Quais são as ocasiões inegociáveis?

Momentos importantes como todas as apresentações de balé dela e o primeiro dia de aula do ano letivo. Também me coloco limites: quando chego em casa, meu celular não fica comigo, porque senão fico toda hora olhando e isso faz perder a conexão com o ambiente físico. Quando se está junto, é preciso estar presente.

Adoro ler histórias para ela e até hoje lemos juntas. Nas tardes de domingo, cada uma pega seu livro e fica lendo no mesmo ambiente. Tem horas em que não vou poder estar junto, e ela sabe disso, então há de se combinar as expectativas. Vou fazer 20 anos de casada e meu marido é muito parceiro do processo de criação.

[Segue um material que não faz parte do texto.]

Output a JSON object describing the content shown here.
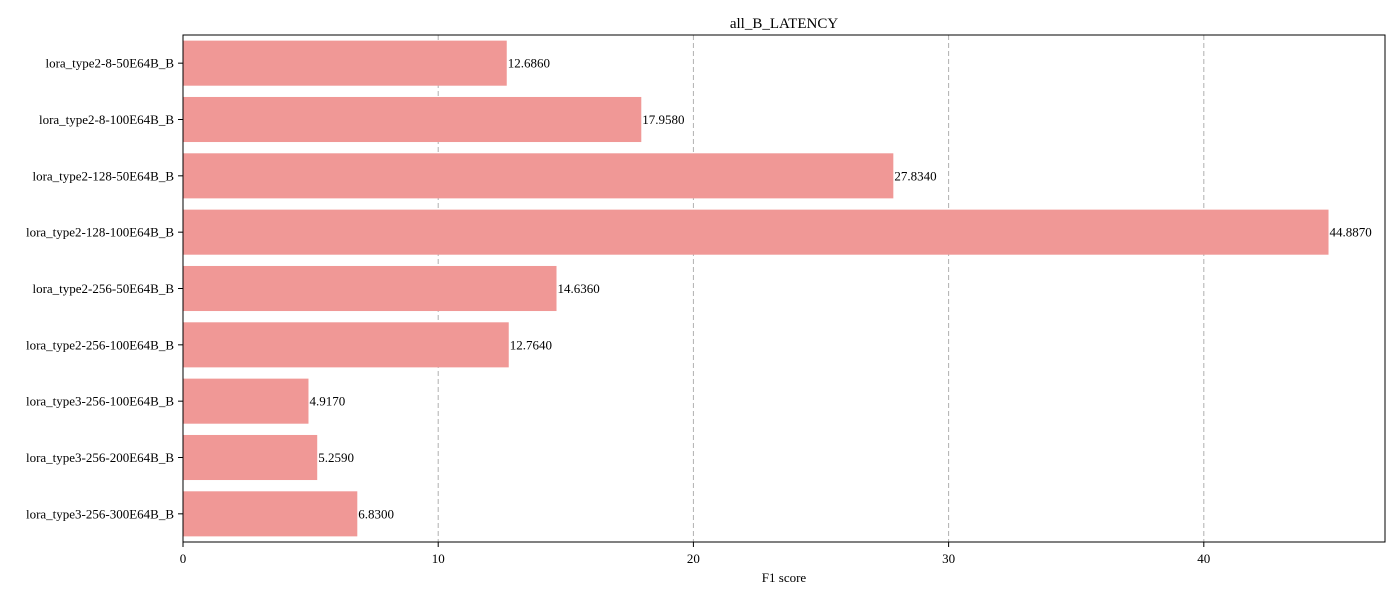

Lembro de uma vez em que levamos nossa filha ao médico: o pediatra perguntou se ela já tinha tido otite e eu disse que não. Mas meu marido disse que sim, que eu estava viajando e por isso não lembrava. Nós nos dividimos e temos alguns combinados. Além do final de semana, sexta-feira é um dia em que nos programamos para jantar os três juntos. Também fazemos programas só de casal, para garantir o equilíbrio. Corremos maratonas juntos desde 2000. A última foi a de Buenos Aires.

Como foi ser promovida para uma posição que exigia viagens frequentes quando você recém havia se tornado mãe?

Quando eu estava para voltar da minha licença maternidade, eu arrumei toda a logística – contratei uma babá de confiança, conversei com minha mãe sobre a disponibilidade dela para quando precisássemos. Mas primeiro pedi tempo para pensar se aceitava a posição.

Para eu aceitar, contou muito o fato de eu ter a opção de manter minha base em São Paulo, em vez de mudar para Miami, Houston ou Califórnia, que eram as outras opções. Aqui eu já tinha toda a infraestrutura; meu marido tinha emprego e não fazia sentido mudar toda a família se eu iria passar boa parte do tempo viajando de qualquer forma. Eu também criava formas de compensar quando estava no Brasil, trabalhando de casa. Deu tudo certo.